Splitting  [54, 26, 93, 17, 77, 31, 44, 55, 20]
Splitting  [54, 26, 93, 17]
Splitting  [54, 26]
Splitting  [54]
Merging  [54]
Splitting  [26]
Merging  [26]
Merging  [26, 54]
Splitting  [93, 17]
Splitting  [93]
Merging  [93]
Splitting  [17]
Merging  [17]
Merging  [17, 93]
Merging  [17, 26, 54, 93]
Splitting  [77, 31, 44, 55, 20]
Splitting  [77, 31]
Splitting  [77]
Merging  [77]
Splitting  [31]
Merging  [31]
Merging  [31, 77]
Splitting  [44, 55, 20]
Splitting  [44]
Merging  [44]
Splitting  [55, 20]
Splitting  [55]
Merging  [55]
Splitting  [20]
Merging  [20]
Merging  [20, 55]
Merging  [20, 44, 55]
Merging  [20, 31, 44, 55, 77]
Merging  [17, 20, 26, 31, 44, 54, 55, 77, 93]
[17, 20, 26, 31, 44, 54, 55, 77, 93]


#### Analysis of Merge Sort. 
First process is split list into halves. WE can divide a list in half $\log{(n)}$ times where $n$ is length of list. Second process is merge. Each item will be processed and placed on sorted list. Requires $n$ operations. THe complexity of merge sort is $O(n\log{(n)})$. 

The mergesort requires extra space because the two halves are held separately. 

### Quick Sort.
Uses divide and conquer of merge sort without additional storage. Trade-off is list might not be divided in half and the performance is diminished.

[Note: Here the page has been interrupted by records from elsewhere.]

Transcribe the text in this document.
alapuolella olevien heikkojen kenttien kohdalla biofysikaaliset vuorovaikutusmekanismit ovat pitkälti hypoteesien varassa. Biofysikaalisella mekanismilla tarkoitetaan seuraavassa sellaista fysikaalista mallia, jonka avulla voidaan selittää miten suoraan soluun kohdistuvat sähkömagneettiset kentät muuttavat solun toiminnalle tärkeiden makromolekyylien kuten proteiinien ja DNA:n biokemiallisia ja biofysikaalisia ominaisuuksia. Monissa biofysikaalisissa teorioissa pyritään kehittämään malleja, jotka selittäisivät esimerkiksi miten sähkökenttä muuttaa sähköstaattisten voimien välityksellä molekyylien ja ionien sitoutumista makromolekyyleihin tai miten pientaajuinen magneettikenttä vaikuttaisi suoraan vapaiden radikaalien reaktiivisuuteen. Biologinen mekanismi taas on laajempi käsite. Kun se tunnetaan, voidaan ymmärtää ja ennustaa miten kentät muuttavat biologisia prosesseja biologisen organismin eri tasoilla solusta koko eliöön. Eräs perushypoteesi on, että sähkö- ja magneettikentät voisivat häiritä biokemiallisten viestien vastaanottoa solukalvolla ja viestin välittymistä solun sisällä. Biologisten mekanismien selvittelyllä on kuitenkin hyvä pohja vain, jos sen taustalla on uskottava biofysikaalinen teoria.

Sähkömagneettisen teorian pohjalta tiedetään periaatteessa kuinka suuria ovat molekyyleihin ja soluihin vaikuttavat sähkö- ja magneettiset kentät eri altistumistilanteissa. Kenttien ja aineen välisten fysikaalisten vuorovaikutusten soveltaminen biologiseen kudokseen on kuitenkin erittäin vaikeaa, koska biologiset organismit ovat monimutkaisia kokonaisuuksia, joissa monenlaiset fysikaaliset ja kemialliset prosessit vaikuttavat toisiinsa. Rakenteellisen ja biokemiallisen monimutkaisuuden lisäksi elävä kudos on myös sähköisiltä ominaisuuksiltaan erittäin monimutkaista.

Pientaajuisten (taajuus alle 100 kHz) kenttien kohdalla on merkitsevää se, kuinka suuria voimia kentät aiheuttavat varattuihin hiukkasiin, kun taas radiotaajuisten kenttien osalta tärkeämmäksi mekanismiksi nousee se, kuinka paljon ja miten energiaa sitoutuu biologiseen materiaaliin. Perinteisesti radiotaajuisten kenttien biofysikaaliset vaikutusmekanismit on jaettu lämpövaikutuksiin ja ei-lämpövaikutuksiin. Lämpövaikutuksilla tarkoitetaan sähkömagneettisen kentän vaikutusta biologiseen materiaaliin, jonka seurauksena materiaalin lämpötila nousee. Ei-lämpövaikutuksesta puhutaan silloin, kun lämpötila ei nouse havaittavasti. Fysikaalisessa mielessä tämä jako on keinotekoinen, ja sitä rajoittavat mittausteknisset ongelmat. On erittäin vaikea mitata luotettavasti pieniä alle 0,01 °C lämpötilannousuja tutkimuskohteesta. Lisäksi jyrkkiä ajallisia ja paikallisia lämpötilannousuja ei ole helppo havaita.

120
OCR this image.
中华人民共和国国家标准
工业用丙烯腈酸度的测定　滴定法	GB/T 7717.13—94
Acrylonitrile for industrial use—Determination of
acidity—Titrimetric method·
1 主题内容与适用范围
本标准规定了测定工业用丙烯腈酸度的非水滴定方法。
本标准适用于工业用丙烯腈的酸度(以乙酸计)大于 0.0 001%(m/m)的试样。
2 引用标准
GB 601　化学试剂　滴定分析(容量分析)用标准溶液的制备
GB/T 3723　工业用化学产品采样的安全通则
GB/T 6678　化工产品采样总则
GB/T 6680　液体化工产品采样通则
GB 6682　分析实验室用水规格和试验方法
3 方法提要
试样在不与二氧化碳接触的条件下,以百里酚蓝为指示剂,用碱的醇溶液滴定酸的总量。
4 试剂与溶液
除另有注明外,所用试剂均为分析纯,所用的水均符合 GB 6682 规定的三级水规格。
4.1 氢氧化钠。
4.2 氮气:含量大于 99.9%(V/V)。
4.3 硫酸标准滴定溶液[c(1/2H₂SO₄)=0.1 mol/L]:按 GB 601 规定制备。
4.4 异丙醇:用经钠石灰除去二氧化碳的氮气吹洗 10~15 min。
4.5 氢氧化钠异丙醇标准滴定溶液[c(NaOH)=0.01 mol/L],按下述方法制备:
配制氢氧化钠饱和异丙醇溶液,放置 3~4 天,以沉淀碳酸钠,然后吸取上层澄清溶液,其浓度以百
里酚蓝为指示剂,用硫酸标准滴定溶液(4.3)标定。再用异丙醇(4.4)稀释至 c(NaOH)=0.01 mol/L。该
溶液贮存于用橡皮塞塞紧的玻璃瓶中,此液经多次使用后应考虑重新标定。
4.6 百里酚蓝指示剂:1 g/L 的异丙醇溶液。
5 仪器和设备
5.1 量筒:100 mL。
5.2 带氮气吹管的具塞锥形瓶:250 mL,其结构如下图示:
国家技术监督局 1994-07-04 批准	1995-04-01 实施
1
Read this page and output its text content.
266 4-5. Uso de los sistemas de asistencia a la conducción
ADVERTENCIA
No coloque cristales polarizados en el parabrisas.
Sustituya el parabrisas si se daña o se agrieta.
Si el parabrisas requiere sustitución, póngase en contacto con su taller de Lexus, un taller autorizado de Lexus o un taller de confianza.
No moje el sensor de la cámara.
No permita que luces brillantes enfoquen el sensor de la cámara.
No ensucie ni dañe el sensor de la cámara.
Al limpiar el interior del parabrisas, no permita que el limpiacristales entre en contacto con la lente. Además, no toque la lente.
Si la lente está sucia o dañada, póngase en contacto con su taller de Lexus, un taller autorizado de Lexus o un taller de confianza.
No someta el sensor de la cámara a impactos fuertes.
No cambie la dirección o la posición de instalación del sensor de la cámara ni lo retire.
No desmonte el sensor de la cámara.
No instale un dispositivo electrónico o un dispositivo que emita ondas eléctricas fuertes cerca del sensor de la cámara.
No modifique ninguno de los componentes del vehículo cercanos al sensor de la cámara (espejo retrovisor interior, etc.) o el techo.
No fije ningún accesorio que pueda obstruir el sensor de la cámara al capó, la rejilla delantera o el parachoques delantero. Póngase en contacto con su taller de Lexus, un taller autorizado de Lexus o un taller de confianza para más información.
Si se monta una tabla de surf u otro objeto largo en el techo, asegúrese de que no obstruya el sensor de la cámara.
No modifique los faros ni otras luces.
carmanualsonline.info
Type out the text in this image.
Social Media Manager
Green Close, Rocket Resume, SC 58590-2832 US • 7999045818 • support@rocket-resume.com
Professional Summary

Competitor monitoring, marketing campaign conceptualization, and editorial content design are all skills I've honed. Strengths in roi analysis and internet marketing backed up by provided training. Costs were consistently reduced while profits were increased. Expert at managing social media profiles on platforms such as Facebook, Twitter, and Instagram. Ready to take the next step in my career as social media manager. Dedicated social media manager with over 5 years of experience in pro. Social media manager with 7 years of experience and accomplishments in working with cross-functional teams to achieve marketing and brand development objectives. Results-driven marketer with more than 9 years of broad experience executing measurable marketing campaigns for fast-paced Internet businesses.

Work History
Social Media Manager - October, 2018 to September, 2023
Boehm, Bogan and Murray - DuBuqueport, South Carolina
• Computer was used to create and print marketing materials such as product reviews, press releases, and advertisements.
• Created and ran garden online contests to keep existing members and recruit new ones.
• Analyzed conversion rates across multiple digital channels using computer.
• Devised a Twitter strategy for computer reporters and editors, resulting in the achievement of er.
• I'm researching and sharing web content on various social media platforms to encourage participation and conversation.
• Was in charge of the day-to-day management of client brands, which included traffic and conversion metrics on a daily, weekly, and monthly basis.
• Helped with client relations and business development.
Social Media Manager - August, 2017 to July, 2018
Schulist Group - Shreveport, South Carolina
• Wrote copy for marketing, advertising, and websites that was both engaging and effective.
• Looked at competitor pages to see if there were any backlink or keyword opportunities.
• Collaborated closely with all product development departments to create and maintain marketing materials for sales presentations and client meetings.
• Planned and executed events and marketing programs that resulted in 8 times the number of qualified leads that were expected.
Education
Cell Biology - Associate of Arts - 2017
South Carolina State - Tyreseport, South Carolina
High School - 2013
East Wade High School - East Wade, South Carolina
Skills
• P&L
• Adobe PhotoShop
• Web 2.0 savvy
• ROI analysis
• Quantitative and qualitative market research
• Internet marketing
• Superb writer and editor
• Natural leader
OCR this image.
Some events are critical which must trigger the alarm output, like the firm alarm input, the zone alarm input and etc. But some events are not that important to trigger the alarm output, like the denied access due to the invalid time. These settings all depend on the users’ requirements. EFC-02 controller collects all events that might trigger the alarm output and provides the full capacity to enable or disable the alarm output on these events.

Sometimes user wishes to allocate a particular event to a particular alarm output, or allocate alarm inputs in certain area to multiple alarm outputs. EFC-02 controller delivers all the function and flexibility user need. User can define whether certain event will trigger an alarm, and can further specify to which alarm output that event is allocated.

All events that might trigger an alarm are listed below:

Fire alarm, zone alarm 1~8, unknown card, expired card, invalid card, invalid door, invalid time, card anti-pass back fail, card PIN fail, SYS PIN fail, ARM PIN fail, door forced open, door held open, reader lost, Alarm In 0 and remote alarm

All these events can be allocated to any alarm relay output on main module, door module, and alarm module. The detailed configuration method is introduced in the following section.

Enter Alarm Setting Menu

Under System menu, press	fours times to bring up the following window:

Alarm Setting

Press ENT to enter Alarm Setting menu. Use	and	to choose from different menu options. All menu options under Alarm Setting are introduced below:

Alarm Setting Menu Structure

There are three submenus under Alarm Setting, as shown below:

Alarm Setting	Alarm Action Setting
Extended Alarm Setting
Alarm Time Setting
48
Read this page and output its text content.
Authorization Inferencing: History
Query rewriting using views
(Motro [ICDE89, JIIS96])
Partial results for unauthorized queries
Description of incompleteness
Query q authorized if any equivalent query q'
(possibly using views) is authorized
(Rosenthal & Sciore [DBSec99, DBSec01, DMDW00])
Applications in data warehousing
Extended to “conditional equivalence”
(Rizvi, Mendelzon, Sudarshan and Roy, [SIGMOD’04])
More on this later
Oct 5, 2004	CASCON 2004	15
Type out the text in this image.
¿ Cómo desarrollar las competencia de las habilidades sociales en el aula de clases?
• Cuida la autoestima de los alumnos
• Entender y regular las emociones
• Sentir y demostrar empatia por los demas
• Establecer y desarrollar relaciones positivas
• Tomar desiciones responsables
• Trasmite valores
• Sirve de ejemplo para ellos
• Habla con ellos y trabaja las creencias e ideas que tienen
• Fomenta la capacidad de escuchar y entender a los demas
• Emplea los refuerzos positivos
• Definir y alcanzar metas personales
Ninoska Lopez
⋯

First selects a value called the **pivot value**. Role of hte pivot value is to assist with splitting the list. Actual position of pivot value in final list is called the **split point**.

In [54]:
def quickSort(alist):
    quickSortHelper(alist,0,len(alist)-1)


def quickSortHelper(alist,first,last):

    if first<last:

        splitpoint = partition(alist,first,last)

        quickSortHelper(alist,first,splitpoint-1)
        quickSortHelper(alist,splitpoint+1,last)


def partition(alist,first,last):
    pivotvalue = alist[first]

    leftmark = first+1
    rightmark = last

    done = False
    while not done:

        while leftmark <= rightmark and alist[leftmark] <= pivotvalue:
            leftmark = leftmark + 1

        while alist[rightmark] >= pivotvalue and rightmark >= leftmark:
            rightmark = rightmark -1

        if rightmark < leftmark:
            done = True
        else:
            temp = alist[leftmark]
            alist[leftmark] = alist[rightmark]
            alist[rightmark] = temp

    temp = alist[first]
    alist[first] = alist[rightmark]
    alist[rightmark] = temp

    return rightmark


In [55]:
alist = [54,26,93,17,77,31,44,55,20]

In [56]:
quickSort(alist)
print(alist)

[17, 20, 26, 31, 44, 54, 55, 77, 93]


#### Analysis of merge sort.

A quick sort is $O(n\log{(n)}$, but may degrade to $O(n^{2})$ if the split points are not near the middle of the list. It does not require additional space.

**median of three:** to choose the pivot point. Consider first, middle, last elements and initial pivot point is median.